Disclaimer: This is work in progress intended to consolidate information from various sources for learning purposes. For the latest information please consult the documentation (see the links below)!
Last updated: 24-May-2025
-- create schema CREATE SCHERA IF NOT EXISTS <lakehouse_name>.<schema_name> -- create a materialized view CREATE MATERIALIZED VIEW IF NOT EXISTS <lakehouse_name>.<schema_name>.<view_name> ( CONSTRAINT <constraint_name> CHECK (<constraint>) ON MISMATCH DROP )

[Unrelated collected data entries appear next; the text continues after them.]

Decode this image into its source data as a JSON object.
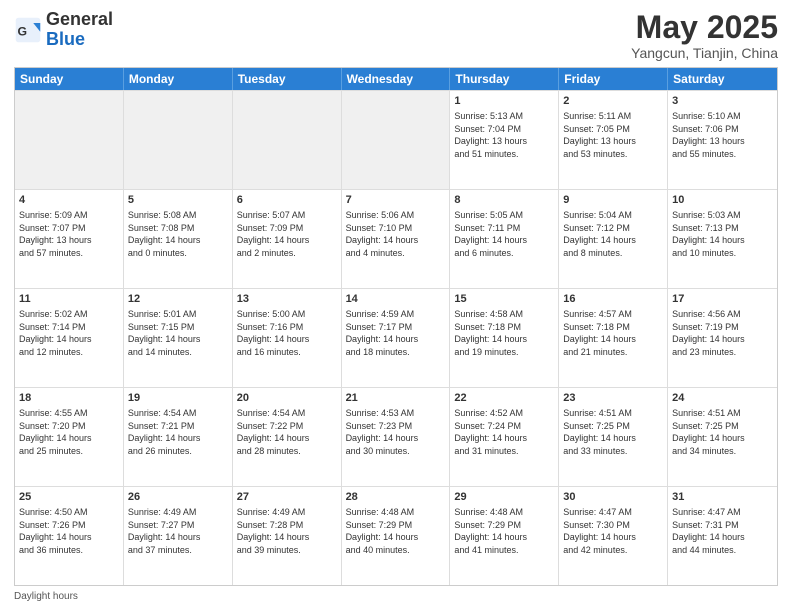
{
  "header": {
    "logo_general": "General",
    "logo_blue": "Blue",
    "month_title": "May 2025",
    "location": "Yangcun, Tianjin, China"
  },
  "days_of_week": [
    "Sunday",
    "Monday",
    "Tuesday",
    "Wednesday",
    "Thursday",
    "Friday",
    "Saturday"
  ],
  "footer_text": "Daylight hours",
  "rows": [
    [
      {
        "day": "",
        "info": "",
        "shaded": true
      },
      {
        "day": "",
        "info": "",
        "shaded": true
      },
      {
        "day": "",
        "info": "",
        "shaded": true
      },
      {
        "day": "",
        "info": "",
        "shaded": true
      },
      {
        "day": "1",
        "info": "Sunrise: 5:13 AM\nSunset: 7:04 PM\nDaylight: 13 hours\nand 51 minutes."
      },
      {
        "day": "2",
        "info": "Sunrise: 5:11 AM\nSunset: 7:05 PM\nDaylight: 13 hours\nand 53 minutes."
      },
      {
        "day": "3",
        "info": "Sunrise: 5:10 AM\nSunset: 7:06 PM\nDaylight: 13 hours\nand 55 minutes."
      }
    ],
    [
      {
        "day": "4",
        "info": "Sunrise: 5:09 AM\nSunset: 7:07 PM\nDaylight: 13 hours\nand 57 minutes."
      },
      {
        "day": "5",
        "info": "Sunrise: 5:08 AM\nSunset: 7:08 PM\nDaylight: 14 hours\nand 0 minutes."
      },
      {
        "day": "6",
        "info": "Sunrise: 5:07 AM\nSunset: 7:09 PM\nDaylight: 14 hours\nand 2 minutes."
      },
      {
        "day": "7",
        "info": "Sunrise: 5:06 AM\nSunset: 7:10 PM\nDaylight: 14 hours\nand 4 minutes."
      },
      {
        "day": "8",
        "info": "Sunrise: 5:05 AM\nSunset: 7:11 PM\nDaylight: 14 hours\nand 6 minutes."
      },
      {
        "day": "9",
        "info": "Sunrise: 5:04 AM\nSunset: 7:12 PM\nDaylight: 14 hours\nand 8 minutes."
      },
      {
        "day": "10",
        "info": "Sunrise: 5:03 AM\nSunset: 7:13 PM\nDaylight: 14 hours\nand 10 minutes."
      }
    ],
    [
      {
        "day": "11",
        "info": "Sunrise: 5:02 AM\nSunset: 7:14 PM\nDaylight: 14 hours\nand 12 minutes."
      },
      {
        "day": "12",
        "info": "Sunrise: 5:01 AM\nSunset: 7:15 PM\nDaylight: 14 hours\nand 14 minutes."
      },
      {
        "day": "13",
        "info": "Sunrise: 5:00 AM\nSunset: 7:16 PM\nDaylight: 14 hours\nand 16 minutes."
      },
      {
        "day": "14",
        "info": "Sunrise: 4:59 AM\nSunset: 7:17 PM\nDaylight: 14 hours\nand 18 minutes."
      },
      {
        "day": "15",
        "info": "Sunrise: 4:58 AM\nSunset: 7:18 PM\nDaylight: 14 hours\nand 19 minutes."
      },
      {
        "day": "16",
        "info": "Sunrise: 4:57 AM\nSunset: 7:18 PM\nDaylight: 14 hours\nand 21 minutes."
      },
      {
        "day": "17",
        "info": "Sunrise: 4:56 AM\nSunset: 7:19 PM\nDaylight: 14 hours\nand 23 minutes."
      }
    ],
    [
      {
        "day": "18",
        "info": "Sunrise: 4:55 AM\nSunset: 7:20 PM\nDaylight: 14 hours\nand 25 minutes."
      },
      {
        "day": "19",
        "info": "Sunrise: 4:54 AM\nSunset: 7:21 PM\nDaylight: 14 hours\nand 26 minutes."
      },
      {
        "day": "20",
        "info": "Sunrise: 4:54 AM\nSunset: 7:22 PM\nDaylight: 14 hours\nand 28 minutes."
      },
      {
        "day": "21",
        "info": "Sunrise: 4:53 AM\nSunset: 7:23 PM\nDaylight: 14 hours\nand 30 minutes."
      },
      {
        "day": "22",
        "info": "Sunrise: 4:52 AM\nSunset: 7:24 PM\nDaylight: 14 hours\nand 31 minutes."
      },
      {
        "day": "23",
        "info": "Sunrise: 4:51 AM\nSunset: 7:25 PM\nDaylight: 14 hours\nand 33 minutes."
      },
      {
        "day": "24",
        "info": "Sunrise: 4:51 AM\nSunset: 7:25 PM\nDaylight: 14 hours\nand 34 minutes."
      }
    ],
    [
      {
        "day": "25",
        "info": "Sunrise: 4:50 AM\nSunset: 7:26 PM\nDaylight: 14 hours\nand 36 minutes."
      },
      {
        "day": "26",
        "info": "Sunrise: 4:49 AM\nSunset: 7:27 PM\nDaylight: 14 hours\nand 37 minutes."
      },
      {
        "day": "27",
        "info": "Sunrise: 4:49 AM\nSunset: 7:28 PM\nDaylight: 14 hours\nand 39 minutes."
      },
      {
        "day": "28",
        "info": "Sunrise: 4:48 AM\nSunset: 7:29 PM\nDaylight: 14 hours\nand 40 minutes."
      },
      {
        "day": "29",
        "info": "Sunrise: 4:48 AM\nSunset: 7:29 PM\nDaylight: 14 hours\nand 41 minutes."
      },
      {
        "day": "30",
        "info": "Sunrise: 4:47 AM\nSunset: 7:30 PM\nDaylight: 14 hours\nand 42 minutes."
      },
      {
        "day": "31",
        "info": "Sunrise: 4:47 AM\nSunset: 7:31 PM\nDaylight: 14 hours\nand 44 minutes."
      }
    ]
  ]
}
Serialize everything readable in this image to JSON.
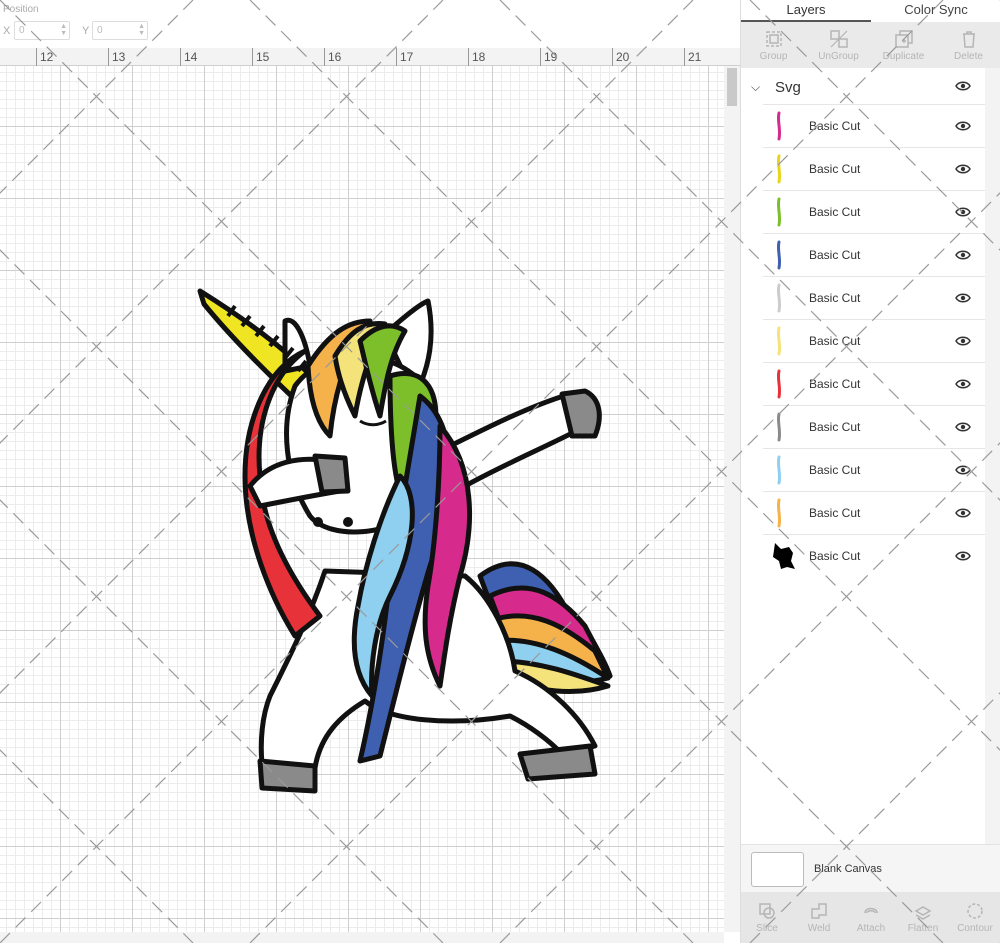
{
  "position": {
    "title": "Position",
    "x_label": "X",
    "x_value": "0",
    "y_label": "Y",
    "y_value": "0"
  },
  "ruler": {
    "ticks": [
      "12",
      "13",
      "14",
      "15",
      "16",
      "17",
      "18",
      "19",
      "20",
      "21"
    ]
  },
  "panel": {
    "tabs": [
      {
        "label": "Layers",
        "active": true
      },
      {
        "label": "Color Sync",
        "active": false
      }
    ],
    "toolbar": [
      {
        "label": "Group",
        "icon": "group-icon"
      },
      {
        "label": "UnGroup",
        "icon": "ungroup-icon"
      },
      {
        "label": "Duplicate",
        "icon": "duplicate-icon"
      },
      {
        "label": "Delete",
        "icon": "delete-icon"
      }
    ],
    "group_name": "Svg",
    "layers": [
      {
        "name": "Basic Cut",
        "color": "#d62b8c"
      },
      {
        "name": "Basic Cut",
        "color": "#e8d51a"
      },
      {
        "name": "Basic Cut",
        "color": "#7cbf2a"
      },
      {
        "name": "Basic Cut",
        "color": "#3f5fb0"
      },
      {
        "name": "Basic Cut",
        "color": "#ffffff"
      },
      {
        "name": "Basic Cut",
        "color": "#f3e37a"
      },
      {
        "name": "Basic Cut",
        "color": "#e8323a"
      },
      {
        "name": "Basic Cut",
        "color": "#8a8a8a"
      },
      {
        "name": "Basic Cut",
        "color": "#8fd0f0"
      },
      {
        "name": "Basic Cut",
        "color": "#f5b24a"
      },
      {
        "name": "Basic Cut",
        "color": "#000000"
      }
    ],
    "blank_canvas_label": "Blank Canvas",
    "bottom_tools": [
      {
        "label": "Slice",
        "icon": "slice-icon"
      },
      {
        "label": "Weld",
        "icon": "weld-icon"
      },
      {
        "label": "Attach",
        "icon": "attach-icon"
      },
      {
        "label": "Flatten",
        "icon": "flatten-icon"
      },
      {
        "label": "Contour",
        "icon": "contour-icon"
      }
    ]
  }
}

AS SELECT ... FROM ... -- WHERE ... --GROUP BY ...
[Microsoft Fabric] Materialized Lake Views (MLV)
- {def} persisted, continuously updated view of data [1]
- {benefit} allows to build declarative data pipelines using SQL, complete with built-in data quality rules and automatic monitoring of data transformations
- simplifies the implementation of multi-stage Lakehouse processing [1]
- streamline data workflows
- enable developers to focus on business logic [1]
- ⇐ not on infrastructural or data quality-related issues [1]
- the views can be created in a notebook [2]
- can have data quality constraints enforced and visualized for every run, showing completion status and conformance to data quality constraints defined in a single view [1]
- empowers developers to set up complex data pipelines with just a few SQL statements and then handle the rest automatically [1]
- faster development cycles
- trustworthy data
- quicker insights
- {goal} process only the new or changed data instead of reprocessing everything each time [1]
- ⇐ leverages Delta Lake’s CDF under the hood
- ⇒ it can update just the portions of data that changed rather than recompute the whole view from scratch [1]
- {operation} creation
- allows defining transformations at each layer [1]
- e.g. aggregation, projection, filters
- allows specifying certain checks that the data must meet [1]
- incorporate data quality constraints directly into the pipeline definition
- via CREATE MATERIALIZED LAKE VIEW
- the SQL syntax is declarative and Fabric figures out how to produce and maintain it [1]
- {operation} refresh
- refreshes only when its source has new data [1]
- if there’s no change, it can skip running entirely (saving time and resources) [1]
- {feature} automatically generate a visual report that shows trends on data quality constraints
- {benefit} allows to easily identify the checks that introduce maximum errors and the associated MLVs for easy troubleshooting [1]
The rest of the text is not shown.